ABSTRACT=Ni (nickel) was widely used in industrial manufacturing and daily life due to its excellent physical and chemical properties. Ni has the potential to harm animals' immune system, spleen is a typical immune organ. As a result, it is critical to comprehend the mechanism of NiCl2 damage to the spleen. To better understand the damage mechanism of Ni on spleen lymphocytes, this experiment used mice spleen lymphocytes as the research object and investigated the effects of different concentrations of NiCl2 exposure as well as intervening with strong antioxidants on them.

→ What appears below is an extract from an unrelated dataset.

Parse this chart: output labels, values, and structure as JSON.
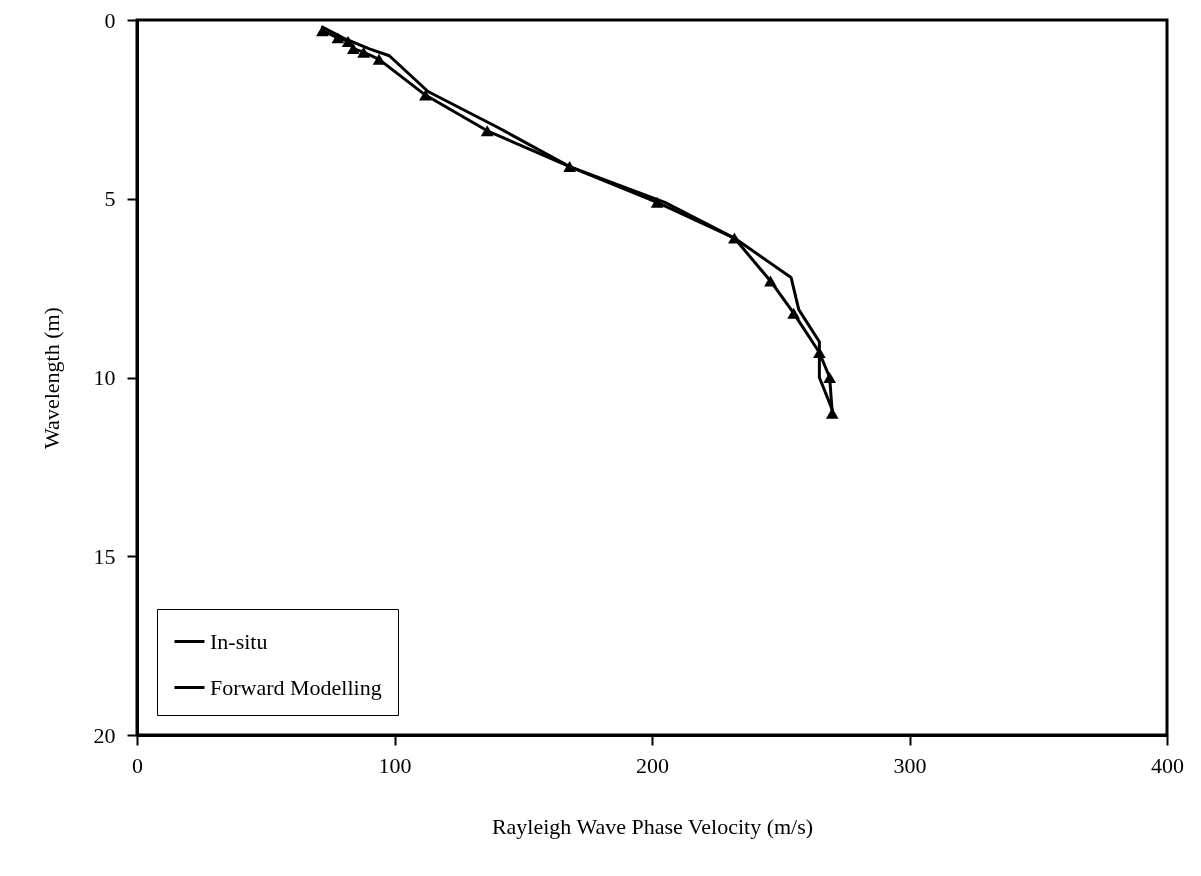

In our experiment, we first measured the degree of oxidative stress, inflammation, and necroptosis caused by different NiCl2 concentrations. According to the findings, NiCl2 could cause spleen lymphocytes to produce a large number of reactive oxygen species (ROS), which reduced the mRNA level of antioxidant enzyme related genes, the changes in GSH-PX, SOD, T-AOC and MDA, the same to the mitochondrial membrane potential. ROS caused the body to produce an inflammatory response, which was manifested by tumor necrosis factor (TNF-α) in an immunofluorescence experiment, and the mRNA level of related inflammatory genes significantly increased. In the case of caspase 8 inhibition, TNF-α could cause the occurrence of necroptosis mediated by RIP1, RIP3 and MLKL, AO/EB revealed that spleen lymphocytes exposed to NiCl2 had significant necroptosis, and the mRNA and protein levels of RIP1, RIP3 and MLKL increased significantly. Based on the above findings, we added the powerful antioxidant N-acetyl-L-cysteine (NAC) and used hydrogen peroxide (H2O2) as the positive control in subsequent experiments. The findings demonstrated that NAC acted as an antioxidant to reduce oxidative stress, inflammation, and necroptosis caused by NiCl2 exposure. Finally, our findings showed that NiCl2 could cause oxidative stress, inflammation, and necroptosis in mice spleen lymphocytes, which could be mitigated in part by NAC. Our study provided a point of reference for understanding the toxicological effect of NiCl2.